Chelsea's win over Tottenham was just the latest example of why understanding an opponent's passing sequences can be crucial. Teams are using technology to study it more and more, writes Adam Bate.
David Luiz was at the heart of another Antonio Conte tactical masterstroke as Chelsea beat Tottenham on Sunday. Stepping into midfield, the Brazilian won praise for shutting down the creative flair of Christian Eriksen and Dele Alli. "They always play very well between the lines so I was trying to close this gap and not leave space for them to create," he explained.
The decision to deploy David Luiz in midfield was purportedly due to limited options, but as Sky Sports' Gary Neville pointed out, it may well have been the plan all along. It certainly paid off. No doubt many of Conte's fellow Premier League managers will have taken note of how he was able to shut down Spurs' supply lines at Wembley.
This concept of cutting off the supply to the strikers is nothing new in football. But clubs are now going to greater lengths than ever before to establish just how their opponents are able to create opportunities. In doing so, it is taking them beyond goals and assists, beyond even chances created, and into the world of passing patterns, sequences and networks.
It is not too long ago that the assist was considered an exotic statistic best left to fantasy football enthusiasts. Now it is held in suspicion by many club analysts, not because of its geekiness but because the small sample size can mislead. Better to look to chances created for the greater quantity of data or even 'expected assists' for the greater quality of it.
And yet, this information, for all its detail, can only reveal what is happening in the pass prior to the shot. Opta have introduced the concept of the second assist - a pass or cross that is instrumental in creating a goalscoring opportunity - but those at the sharp end still crave more information. Passing sequences provide that added layer of detail.
Opta's latest model records this data. Sequences are defined as uninterrupted passages of play where the ball is in possession of one team. They are ended by defensive actions, stoppages in play, or a shot. On this metric, it is revealed that Arsenal's Alexis Sanchez was involved in the build-up to more goals from open play than any other player last season.
But sequencing allows a deeper look into the networks that a team uses. The list of players most frequently involved in all passing sequences last season was topped by Cesc Fabregas, with Jordan Henderson, James Milner, Granit Xhaka and Paul Pogba not far behind. Stop the ball reaching those players, and a team's pattern of play could be disrupted.
If this all seems like an abstract concept, the preserve of maths professors and best kept away from the football training ground, think again. As long ago as 2014, an age away in analytics terms, Pedro Marques, Manchester City's first-team performance analyst at the time, was speaking freely about these ideas and how they are delivered to players.

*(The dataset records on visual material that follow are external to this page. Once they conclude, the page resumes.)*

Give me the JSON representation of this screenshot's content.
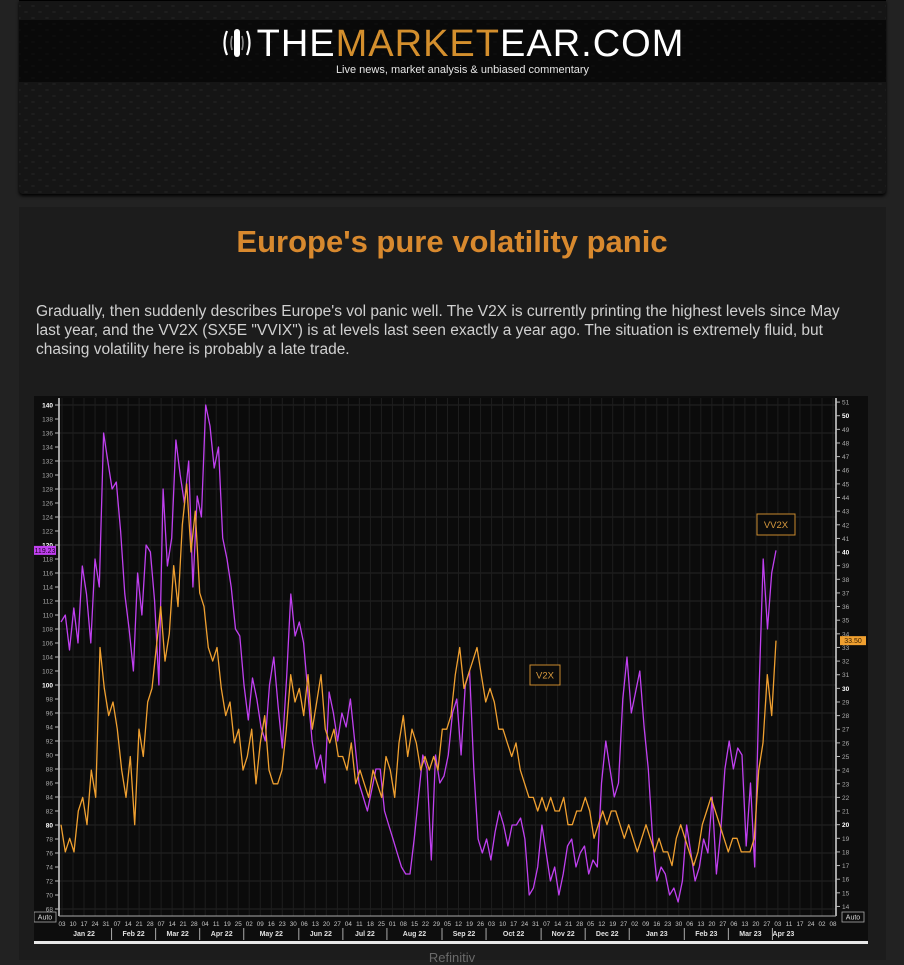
{
  "site": {
    "logo_prefix": "THE",
    "logo_accent": "MARKET",
    "logo_suffix": "EAR.COM",
    "tagline": "Live news, market analysis & unbiased  commentary",
    "accent_color": "#d48f2d"
  },
  "article": {
    "title": "Europe's pure volatility panic",
    "body": "Gradually, then suddenly describes Europe's vol panic well. The V2X is currently printing the highest levels since May last year, and the VV2X (SX5E \"VVIX\") is at levels last seen exactly a year ago. The situation is extremely fluid, but chasing volatility here is probably a late trade.",
    "source": "Refinitiv"
  },
  "chart_data": {
    "type": "line",
    "title": "",
    "left_axis": {
      "ylim": [
        67,
        141
      ],
      "ticks": [
        "140",
        "138",
        "136",
        "134",
        "132",
        "130",
        "128",
        "126",
        "124",
        "122",
        "120",
        "118",
        "116",
        "114",
        "112",
        "110",
        "108",
        "106",
        "104",
        "102",
        "100",
        "98",
        "96",
        "94",
        "92",
        "90",
        "88",
        "86",
        "84",
        "82",
        "80",
        "78",
        "76",
        "74",
        "72",
        "70",
        "68"
      ],
      "auto_label": "Auto",
      "last_value_badge": "119.23"
    },
    "right_axis": {
      "ylim": [
        13.3,
        51.3
      ],
      "ticks": [
        "51",
        "50",
        "49",
        "48",
        "47",
        "46",
        "45",
        "44",
        "43",
        "42",
        "41",
        "40",
        "39",
        "38",
        "37",
        "36",
        "35",
        "34",
        "33",
        "32",
        "31",
        "30",
        "29",
        "28",
        "27",
        "26",
        "25",
        "24",
        "23",
        "22",
        "21",
        "20",
        "19",
        "18",
        "17",
        "16",
        "15",
        "14"
      ],
      "auto_label": "Auto",
      "last_value_badge": "33.50"
    },
    "x_day_ticks": [
      "03",
      "10",
      "17",
      "24",
      "31",
      "07",
      "14",
      "21",
      "28",
      "07",
      "14",
      "21",
      "28",
      "04",
      "11",
      "19",
      "25",
      "02",
      "09",
      "16",
      "23",
      "30",
      "06",
      "13",
      "20",
      "27",
      "04",
      "11",
      "18",
      "25",
      "01",
      "08",
      "15",
      "22",
      "29",
      "05",
      "12",
      "19",
      "26",
      "03",
      "10",
      "17",
      "24",
      "31",
      "07",
      "14",
      "21",
      "28",
      "05",
      "12",
      "19",
      "27",
      "02",
      "09",
      "16",
      "23",
      "30",
      "06",
      "13",
      "20",
      "27",
      "06",
      "13",
      "20",
      "27",
      "03",
      "11",
      "17",
      "24",
      "02",
      "08"
    ],
    "x_month_labels": [
      "Jan 22",
      "Feb 22",
      "Mar 22",
      "Apr 22",
      "May 22",
      "Jun 22",
      "Jul 22",
      "Aug 22",
      "Sep 22",
      "Oct 22",
      "Nov 22",
      "Dec 22",
      "Jan 23",
      "Feb 23",
      "Mar 23",
      "Apr 23"
    ],
    "grid": true,
    "series": [
      {
        "name": "VV2X",
        "axis": "left",
        "color": "#c040f0",
        "values": [
          109,
          110,
          105,
          111,
          106,
          117,
          113,
          106,
          118,
          114,
          136,
          132,
          128,
          129,
          122,
          113,
          108,
          102,
          116,
          110,
          120,
          119,
          112,
          100,
          128,
          117,
          121,
          135,
          130,
          126,
          132,
          114,
          127,
          124,
          140,
          137,
          131,
          134,
          121,
          118,
          114,
          108,
          107,
          100,
          95,
          101,
          98,
          94,
          92,
          100,
          104,
          97,
          91,
          101,
          113,
          107,
          109,
          106,
          99,
          92,
          88,
          90,
          86,
          99,
          96,
          92,
          96,
          94,
          98,
          92,
          86,
          84,
          82,
          85,
          88,
          88,
          82,
          80,
          78,
          76,
          74,
          73,
          73,
          78,
          84,
          90,
          88,
          75,
          90,
          86,
          87,
          90,
          96,
          98,
          90,
          100,
          102,
          88,
          78,
          76,
          78,
          75,
          79,
          82,
          80,
          77,
          80,
          80,
          81,
          78,
          70,
          71,
          74,
          80,
          76,
          72,
          74,
          70,
          73,
          77,
          78,
          74,
          76,
          77,
          73,
          75,
          74,
          86,
          92,
          88,
          84,
          86,
          98,
          104,
          96,
          99,
          102,
          94,
          88,
          78,
          72,
          74,
          73,
          70,
          71,
          69,
          72,
          80,
          76,
          72,
          74,
          78,
          76,
          84,
          73,
          79,
          88,
          92,
          88,
          91,
          90,
          77,
          86,
          74,
          99,
          118,
          108,
          116,
          119.23
        ]
      },
      {
        "name": "V2X",
        "axis": "right",
        "color": "#f0a030",
        "values": [
          20,
          18,
          19,
          18,
          21,
          22,
          20,
          24,
          22,
          33,
          30,
          28,
          29,
          27,
          24,
          22,
          25,
          20,
          27,
          25,
          29,
          30,
          33,
          36,
          32,
          34,
          39,
          36,
          42,
          45,
          40,
          43,
          37,
          36,
          33,
          32,
          33,
          30,
          28,
          29,
          26,
          27,
          24,
          25,
          27,
          23,
          26,
          28,
          24,
          23,
          23,
          24,
          27,
          31,
          29,
          30,
          28,
          31,
          27,
          29,
          31,
          27,
          26,
          27,
          25,
          25,
          24,
          26,
          23,
          24,
          23,
          22,
          24,
          23,
          22,
          25,
          24,
          22,
          26,
          28,
          25,
          27,
          26,
          24,
          25,
          24,
          25,
          24,
          27,
          27,
          28,
          31,
          33,
          30,
          31,
          32,
          33,
          31,
          29,
          30,
          29,
          27,
          27,
          26,
          25,
          26,
          24,
          23,
          22,
          22,
          21,
          22,
          21,
          22,
          21,
          21,
          22,
          20,
          20,
          21,
          21,
          22,
          21,
          19,
          20,
          21,
          20,
          21,
          21,
          20,
          19,
          20,
          19,
          18,
          19,
          20,
          19,
          18,
          19,
          18,
          18,
          17,
          19,
          20,
          19,
          18,
          17,
          18,
          20,
          21,
          22,
          21,
          20,
          19,
          18,
          19,
          19,
          18,
          18,
          18,
          19,
          24,
          26,
          31,
          28,
          33.5
        ]
      }
    ],
    "annotations": [
      {
        "text": "VV2X",
        "series": "VV2X"
      },
      {
        "text": "V2X",
        "series": "V2X"
      }
    ]
  }
}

In a presentation at the invitation-only OptaPro Forum in 2014, Marques offered an insight into how a team like City analyse passing patterns and explained how this influenced their scouting of the opposition. If a coach knows how an opponent looks to build their attacks, then he is better able to position his own players to cut out those favoured options.
Stopping the supply to a creator such as Tottenham's Eriksen might seem obvious but it was overlooked in Chelsea's 2-0 defeat in the corresponding fixture last season. More surprising perhaps is the fact that this desire to prevent an opponent creating is not limited to the final third. Analysing exactly how and from where a side develops their attacks can be crucial.
Pep Guardiola views his goalkeeper as the first part of the process. His role as coach is to build a system that delivers the ball into the final third as effectively as possible. Details matter. Johan Cruyff became exasperated by then Ajax coach Frank de Boer's insistence on using the right-sided defender to construct attacks rather than the man in the centre.
The subtleties of Ajax's build-up play had significance for De Boer's successor Peter Bosz in the Europa League final in May. Manchester United manager Jose Mourinho deliberately left Davinson Sanchez free on the left, encouraging Ajax to play the ball to him by blocking the path to the more technically-proficient Matthijs de Ligt on the right.
The concepts as explained to the players can be simple. The best instructions often are. But the data that drives them can be complex. What is clear is that passing patterns matter to football's decision-makers and the stories that they reveal can bring us that little bit closer to understanding what makes the top coaches do what they do.